The Alexander, the ship that brought William Thornhill, his wife, Sal, and his two children to New South Wales, had been at sea for nearly a year. Now, Thornhill, Sal, and the children lie in a hut made of bark, sticks, and mud. Sal and the children are asleep, but Thornhill can't bring himself to sleep. He gets up and is aware that, although there are no guards, he's in a prison surrounded by thousands of miles of water. He feels small in this vast land and doesn't recognize any of the stars.
The novel begins by making it clear that Thornhill feels unmoored and displaced. Thornhill sees New South Wales as a prison rather than a land of opportunity, and certainly not as a home for him and his family. The description of the hut shows that Thornhill and Sal aren't of a particularly high class, and so shows that they're living here in relative poverty.

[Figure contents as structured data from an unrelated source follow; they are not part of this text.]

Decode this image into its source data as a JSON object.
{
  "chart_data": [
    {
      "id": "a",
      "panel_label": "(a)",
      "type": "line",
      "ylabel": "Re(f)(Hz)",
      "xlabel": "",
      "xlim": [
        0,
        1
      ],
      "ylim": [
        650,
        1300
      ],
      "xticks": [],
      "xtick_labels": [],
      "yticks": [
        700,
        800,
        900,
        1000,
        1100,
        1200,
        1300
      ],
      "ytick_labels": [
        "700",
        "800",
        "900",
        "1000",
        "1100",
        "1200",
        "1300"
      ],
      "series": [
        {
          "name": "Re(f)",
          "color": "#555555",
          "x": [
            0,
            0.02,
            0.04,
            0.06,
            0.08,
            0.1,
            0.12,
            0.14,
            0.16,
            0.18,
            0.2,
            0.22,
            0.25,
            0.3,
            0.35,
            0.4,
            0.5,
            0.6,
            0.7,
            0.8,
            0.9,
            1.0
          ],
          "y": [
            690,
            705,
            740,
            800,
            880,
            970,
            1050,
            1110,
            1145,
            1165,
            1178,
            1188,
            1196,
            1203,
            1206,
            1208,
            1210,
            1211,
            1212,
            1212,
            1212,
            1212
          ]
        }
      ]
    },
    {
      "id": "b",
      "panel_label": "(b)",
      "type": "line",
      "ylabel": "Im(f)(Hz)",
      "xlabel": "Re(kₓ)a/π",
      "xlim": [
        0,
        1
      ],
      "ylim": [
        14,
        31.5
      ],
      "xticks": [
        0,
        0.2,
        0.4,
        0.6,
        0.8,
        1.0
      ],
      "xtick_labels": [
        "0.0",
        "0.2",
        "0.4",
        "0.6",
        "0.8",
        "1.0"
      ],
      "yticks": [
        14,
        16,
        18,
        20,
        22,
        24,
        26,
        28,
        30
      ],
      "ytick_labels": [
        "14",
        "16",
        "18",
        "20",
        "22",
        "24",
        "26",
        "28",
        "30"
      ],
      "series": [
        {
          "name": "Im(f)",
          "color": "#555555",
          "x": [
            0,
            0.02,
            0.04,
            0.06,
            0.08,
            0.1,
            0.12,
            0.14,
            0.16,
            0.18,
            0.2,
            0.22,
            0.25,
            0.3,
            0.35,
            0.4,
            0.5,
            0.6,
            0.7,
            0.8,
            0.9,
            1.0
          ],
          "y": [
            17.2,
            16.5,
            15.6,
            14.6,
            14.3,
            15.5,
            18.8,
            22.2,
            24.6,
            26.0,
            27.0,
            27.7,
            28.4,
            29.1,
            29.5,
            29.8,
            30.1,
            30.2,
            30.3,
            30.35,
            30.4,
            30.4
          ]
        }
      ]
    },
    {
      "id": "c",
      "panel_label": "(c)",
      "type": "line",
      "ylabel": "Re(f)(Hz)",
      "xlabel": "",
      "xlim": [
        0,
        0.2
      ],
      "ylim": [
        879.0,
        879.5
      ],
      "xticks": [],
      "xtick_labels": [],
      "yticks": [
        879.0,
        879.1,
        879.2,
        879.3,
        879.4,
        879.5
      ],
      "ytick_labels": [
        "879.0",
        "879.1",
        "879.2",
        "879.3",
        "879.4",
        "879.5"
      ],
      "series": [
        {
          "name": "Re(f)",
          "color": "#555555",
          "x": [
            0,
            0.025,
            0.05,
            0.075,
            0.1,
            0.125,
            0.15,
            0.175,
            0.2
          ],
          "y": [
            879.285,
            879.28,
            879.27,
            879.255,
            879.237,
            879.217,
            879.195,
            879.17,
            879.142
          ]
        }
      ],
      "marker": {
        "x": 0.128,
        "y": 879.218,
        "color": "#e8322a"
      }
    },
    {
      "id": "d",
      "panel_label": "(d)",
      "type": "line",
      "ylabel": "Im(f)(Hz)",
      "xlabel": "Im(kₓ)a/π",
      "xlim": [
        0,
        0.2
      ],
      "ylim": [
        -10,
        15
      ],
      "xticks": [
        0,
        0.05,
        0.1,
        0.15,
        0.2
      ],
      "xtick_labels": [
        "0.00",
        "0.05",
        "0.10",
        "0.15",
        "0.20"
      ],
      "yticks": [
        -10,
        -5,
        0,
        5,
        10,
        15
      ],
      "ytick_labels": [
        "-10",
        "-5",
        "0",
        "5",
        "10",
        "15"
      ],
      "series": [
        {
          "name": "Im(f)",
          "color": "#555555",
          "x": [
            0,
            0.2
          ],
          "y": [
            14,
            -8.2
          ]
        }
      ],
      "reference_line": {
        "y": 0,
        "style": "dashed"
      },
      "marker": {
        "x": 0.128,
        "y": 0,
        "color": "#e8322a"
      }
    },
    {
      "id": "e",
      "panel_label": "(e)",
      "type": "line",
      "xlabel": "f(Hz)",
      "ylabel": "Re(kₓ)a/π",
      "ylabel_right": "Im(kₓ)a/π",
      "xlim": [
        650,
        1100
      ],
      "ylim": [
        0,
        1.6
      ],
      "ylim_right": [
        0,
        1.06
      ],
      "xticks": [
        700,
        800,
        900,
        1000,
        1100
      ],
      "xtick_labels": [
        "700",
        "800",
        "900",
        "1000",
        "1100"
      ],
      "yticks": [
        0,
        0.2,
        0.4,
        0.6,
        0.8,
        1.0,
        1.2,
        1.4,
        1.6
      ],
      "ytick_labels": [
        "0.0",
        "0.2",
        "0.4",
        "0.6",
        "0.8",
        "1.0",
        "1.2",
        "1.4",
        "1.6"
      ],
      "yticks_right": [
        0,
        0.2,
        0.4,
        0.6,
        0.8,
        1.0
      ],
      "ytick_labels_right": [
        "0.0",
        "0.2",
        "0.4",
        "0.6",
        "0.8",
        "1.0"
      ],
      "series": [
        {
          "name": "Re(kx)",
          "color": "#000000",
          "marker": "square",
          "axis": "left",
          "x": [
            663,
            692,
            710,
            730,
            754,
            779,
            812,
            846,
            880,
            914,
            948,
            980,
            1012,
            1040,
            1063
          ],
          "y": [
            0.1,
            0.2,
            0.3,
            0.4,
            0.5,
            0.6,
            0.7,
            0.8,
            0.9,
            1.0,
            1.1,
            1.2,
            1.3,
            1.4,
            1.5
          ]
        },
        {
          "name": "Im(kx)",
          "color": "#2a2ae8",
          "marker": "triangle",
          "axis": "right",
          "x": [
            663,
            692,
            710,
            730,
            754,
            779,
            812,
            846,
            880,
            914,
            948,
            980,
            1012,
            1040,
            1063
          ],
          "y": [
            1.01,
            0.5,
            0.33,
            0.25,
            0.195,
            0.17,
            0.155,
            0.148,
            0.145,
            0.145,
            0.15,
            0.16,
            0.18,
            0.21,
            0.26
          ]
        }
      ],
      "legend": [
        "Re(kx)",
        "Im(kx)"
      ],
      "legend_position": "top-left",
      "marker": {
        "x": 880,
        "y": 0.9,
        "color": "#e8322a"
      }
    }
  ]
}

During the months Thornhill spent on the Alexander, he tried to listen for Sal's voice from the women's quarters and spent his time mentally paddling along the Thames River. Now that he's in New South Wales, he knows he'll never see that river again. Thornhill knows that he'll die here and feels as though he died in London. He thinks that being here is worse than death.
Thornhill's mental paddling along the Thames shows that London is his true home, though Sal is also an important element of how he thinks about home. This shows that Thornhill’s sense of home depends, at least in part, on the people he loves.

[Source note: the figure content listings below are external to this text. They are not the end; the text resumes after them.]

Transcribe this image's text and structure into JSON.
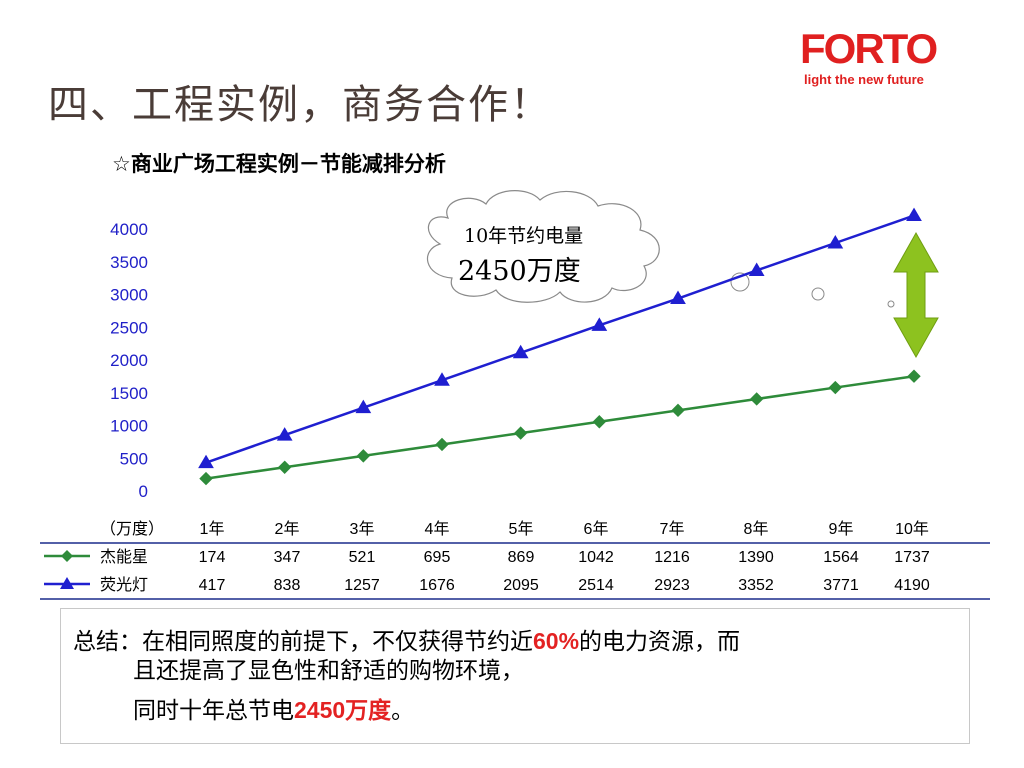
{
  "page": {
    "title": "四、工程实例，商务合作！",
    "subtitle": "☆商业广场工程实例－节能减排分析"
  },
  "logo": {
    "name": "FORTO",
    "tagline": "light the new future",
    "color": "#e02020"
  },
  "callout": {
    "line1": "10年节约电量",
    "line2": "2450万度"
  },
  "chart_data": {
    "type": "line",
    "categories": [
      "1年",
      "2年",
      "3年",
      "4年",
      "5年",
      "6年",
      "7年",
      "8年",
      "9年",
      "10年"
    ],
    "unit_label": "（万度）",
    "yticks": [
      "4000",
      "3500",
      "3000",
      "2500",
      "2000",
      "1500",
      "1000",
      "500",
      "0"
    ],
    "ylim": [
      0,
      4000
    ],
    "grid": false,
    "legend": "table-below",
    "series": [
      {
        "name": "杰能星",
        "color": "#2e8b3a",
        "marker": "diamond",
        "values": [
          174,
          347,
          521,
          695,
          869,
          1042,
          1216,
          1390,
          1564,
          1737
        ]
      },
      {
        "name": "荧光灯",
        "color": "#1f1fd0",
        "marker": "triangle",
        "values": [
          417,
          838,
          1257,
          1676,
          2095,
          2514,
          2923,
          3352,
          3771,
          4190
        ]
      }
    ],
    "table": {
      "rows": [
        {
          "label": "杰能星",
          "values": [
            "174",
            "347",
            "521",
            "695",
            "869",
            "1042",
            "1216",
            "1390",
            "1564",
            "1737"
          ]
        },
        {
          "label": "荧光灯",
          "values": [
            "417",
            "838",
            "1257",
            "1676",
            "2095",
            "2514",
            "2923",
            "3352",
            "3771",
            "4190"
          ]
        }
      ]
    }
  },
  "summary": {
    "prefix": "总结：在相同照度的前提下，不仅获得节约近",
    "highlight1": "60%",
    "after1": "的电力资源，而",
    "line2": "且还提高了显色性和舒适的购物环境，",
    "line3_prefix": "同时十年总节电",
    "highlight2": "2450万度",
    "line3_suffix": "。"
  }
}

Thornhill sees darkness moving in front of him and realizes that a black man has appeared before him. The man is naked and scarred, and his spear seems to be a part of his body. Thornhill feels naked and vulnerable and fears for his children's lives. He shouts angrily at the man to leave and steps forward. As he raises his hand, he notices that the stone at the tip of the spear is jagged. The black man begins to speak, but Thornhill can't understand what he says. Suddenly, Thornhill understands the man is saying, "be off!"
The encounter with this man makes it abundantly clear that this place is not, and perhaps never will be, Thornhill's home: it's this man's home, and he's learned enough English to tell the invaders as much. Here, Thornhill retaliates only because he's scared, not because he thinks he has any claim to the land. This shows that fear is often one of the primary motivators for the violence involved in the conflict between the English and the Aborigines.
Thornhill finds himself speechless. He thinks that he already died once and can die again, but looks back towards Sal and the children. When he turns back to face the black man, the man is gone. Thornhill looks at the forest and thinks that it could hide a hundred black men and their spears. He stumbles back into the hut, even though he knows it offers no safety. He lies down next to Sal and anticipates the stabbing pain of one of the spears in his belly.
Now that Thornhill has met the natives, the landscape is even less inviting. Thornhill senses even now that the Aborigines and the land are intrinsically parts of each other: the landscape is threatening because of the humans that hide within it, and the humans are scary because of their close relationship to the mysterious land.